Around the corner on Washington Street was another example of the name inverse proportion rule, The Holy Temple Church of the Lord Jesus Christ of the Apostolic Faith. While not the case with this particular church, I’ve noticed that small churches like this with long names often have grandiose titles for their clergy as well – Bishop So-and-So or Apostle So-and-So.
Over on Hampton Street is a similar white church with a similarly long name. This one was Full Truth Gospel Church of the Lord Jesus Christ.
Also on Hampton Street one can find Mattoon Presbyterian Church. This historic church was organized with the help of First Presbyterian church leaders in 1878 after the church’s black members decided to form their own congregation. The present structure takes its name from its black organizer, the Reverend S.M. Mattoon. It was completed in 1887. I was happy to see that it still houses an active congregation. It’s a beautiful old church from the outside with its unique fanlight windows, and I’d love to go inside some day.
Over on Pinckney Street was another historic church, Central Baptist Church. This one is more Romanesque in architectural style with a castellated tower. However, it has a Gothic arched semi-stained glass window.
According to the Earl Street Baptist Church website, Earl Street began as an outreach ministry of Central Baptist in1922. However, Central Baptist’s congregation went into decline, and 80 years later in 2002 the congregation of Central merged with Earl Street. Central Baptist no longer occupies the building, and the facility has been split between two organizations. radius Greenville (small letter “r”) has taken over the main sanctuary, and the education building houses the Crach Church of Greenville. While I’m not a fan of the names, I am glad to see the buildings in use.

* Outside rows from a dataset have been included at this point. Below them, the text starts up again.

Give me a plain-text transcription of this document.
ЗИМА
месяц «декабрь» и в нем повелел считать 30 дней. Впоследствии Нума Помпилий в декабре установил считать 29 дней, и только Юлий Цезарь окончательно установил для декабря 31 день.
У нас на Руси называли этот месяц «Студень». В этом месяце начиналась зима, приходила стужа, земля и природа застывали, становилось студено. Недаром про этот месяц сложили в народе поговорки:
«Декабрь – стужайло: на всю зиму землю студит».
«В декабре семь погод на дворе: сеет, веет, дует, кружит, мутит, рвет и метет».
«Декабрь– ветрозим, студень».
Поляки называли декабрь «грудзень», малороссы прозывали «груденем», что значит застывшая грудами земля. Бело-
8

At the intersection of Lloyd Street, Buncombe Street, and Rutherford Street is one of my favorite small churches. Holy Trinity Anglican Church is a small stonework church. It looks like it has the same floorplan as McCarter Presbyterian, where I used to work. The church was threatened with the widening of Buncombe Street and the Pete Hollis Boulevard, but I’m glad they were able to preserve it.
This view of Pete Hollis Boulevard shows Holy Trinity on the left, and my next target on the right – Third Presbyterian Church.

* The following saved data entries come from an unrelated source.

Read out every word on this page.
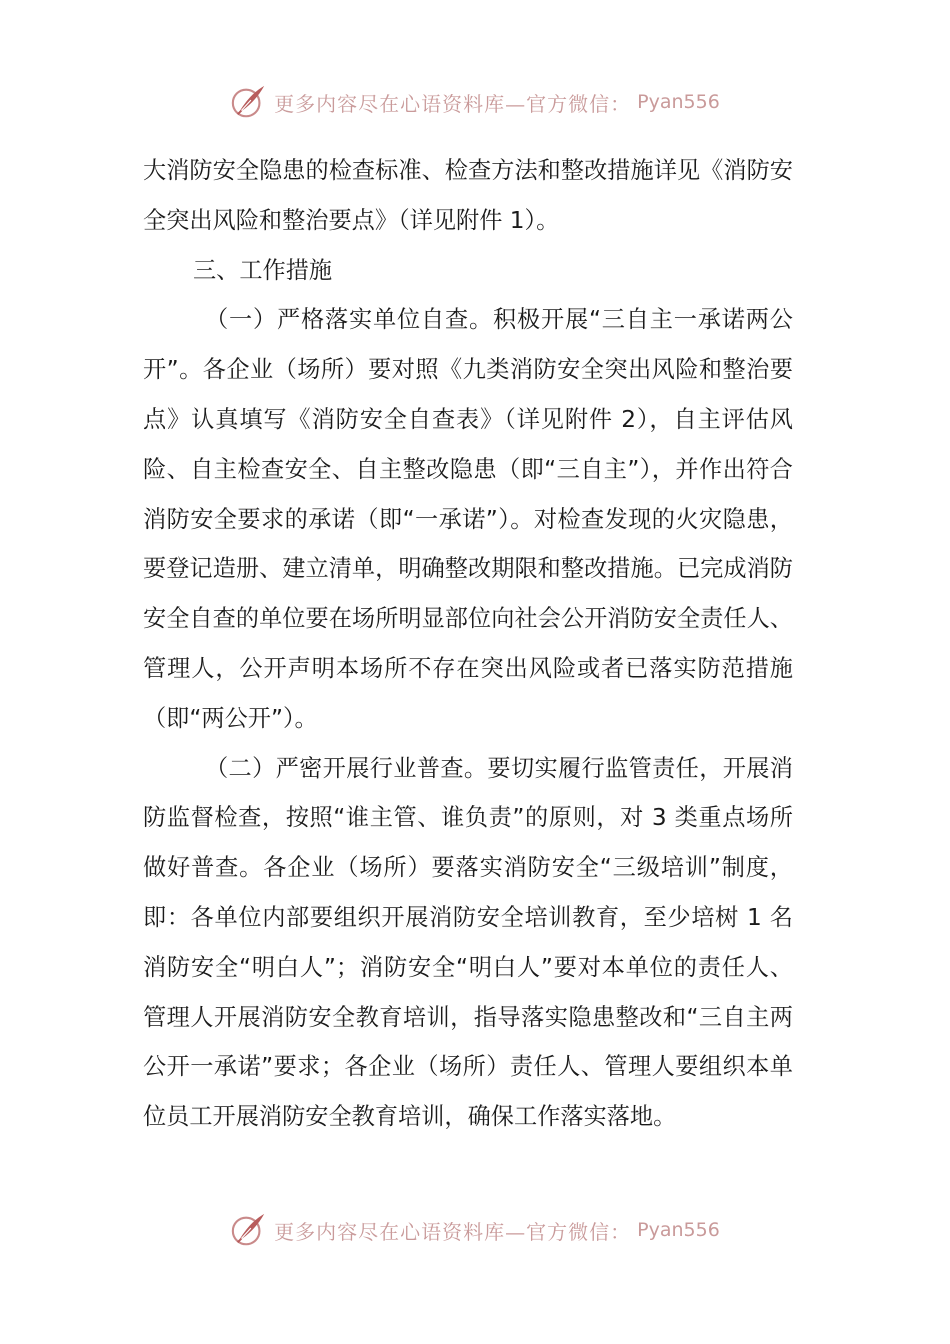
更多内容尽在心语资料库—官方微信： Pyan556

大消防安全隐患的检查标准、检查方法和整改措施详见《消防安全突出风险和整治要点》（详见附件 1）。

三、工作措施

（一）严格落实单位自查。积极开展“三自主一承诺两公开”。各企业（场所）要对照《九类消防安全突出风险和整治要点》认真填写《消防安全自查表》（详见附件 2），自主评估风险、自主检查安全、自主整改隐患（即“三自主”），并作出符合消防安全要求的承诺（即“一承诺”）。对检查发现的火灾隐患，要登记造册、建立清单，明确整改期限和整改措施。已完成消防安全自查的单位要在场所明显部位向社会公开消防安全责任人、管理人，公开声明本场所不存在突出风险或者已落实防范措施（即“两公开”）。

（二）严密开展行业普查。要切实履行监管责任，开展消防监督检查，按照“谁主管、谁负责”的原则，对 3 类重点场所做好普查。各企业（场所）要落实消防安全“三级培训”制度，即：各单位内部要组织开展消防安全培训教育，至少培树 1 名消防安全“明白人”；消防安全“明白人”要对本单位的责任人、管理人开展消防安全教育培训，指导落实隐患整改和“三自主两公开一承诺”要求；各企业（场所）责任人、管理人要组织本单位员工开展消防安全教育培训，确保工作落实落地。

更多内容尽在心语资料库—官方微信： Pyan556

To me, the fate of Third Presbyterian is a sad tale. The church had its ups and downs, as most congregations. The building itself had been extensively renovated in the not too distant past, but the congregation just couldn’t make it. The church closed, and now sits abandoned in a very prominent place.
Despite the renovations, long abandonment is starting to take its toll. The roof needs replacing, and I’m sure that there has been some vandalism. This is another one of those churches that I’d love to go inside. I wish that some congregation could come back in, but at this point I’m afraid the cost would be prohibitive.
Nearby is another church where the congregation faded away, but but this church now serves a much nobler purpose. Triune Methodist Church long served the homeless population of the area with a soup kitchen. As the core congregation diminished, the church’s soup kitchen continued, and the church found new life as the Triune Mercy Center.
Continuing down Stone Avenue, I bypassed the large Earl Street Baptist Church, and headed to the intersection of Townes Avenue and Park Avenue. There can be found the former Beth Israel Temple. When the Temple congregation moved into new digs on Summit Drive, the church housed several congregations and businesses. It has deteriorated to the point that revitalization of the building may be cost prohibitive, but it is a neat old building.
Right across the street is another church one would easily overlook. I almost didn’t see the Townes Street Church of God until I spotted the arched stained glass windows.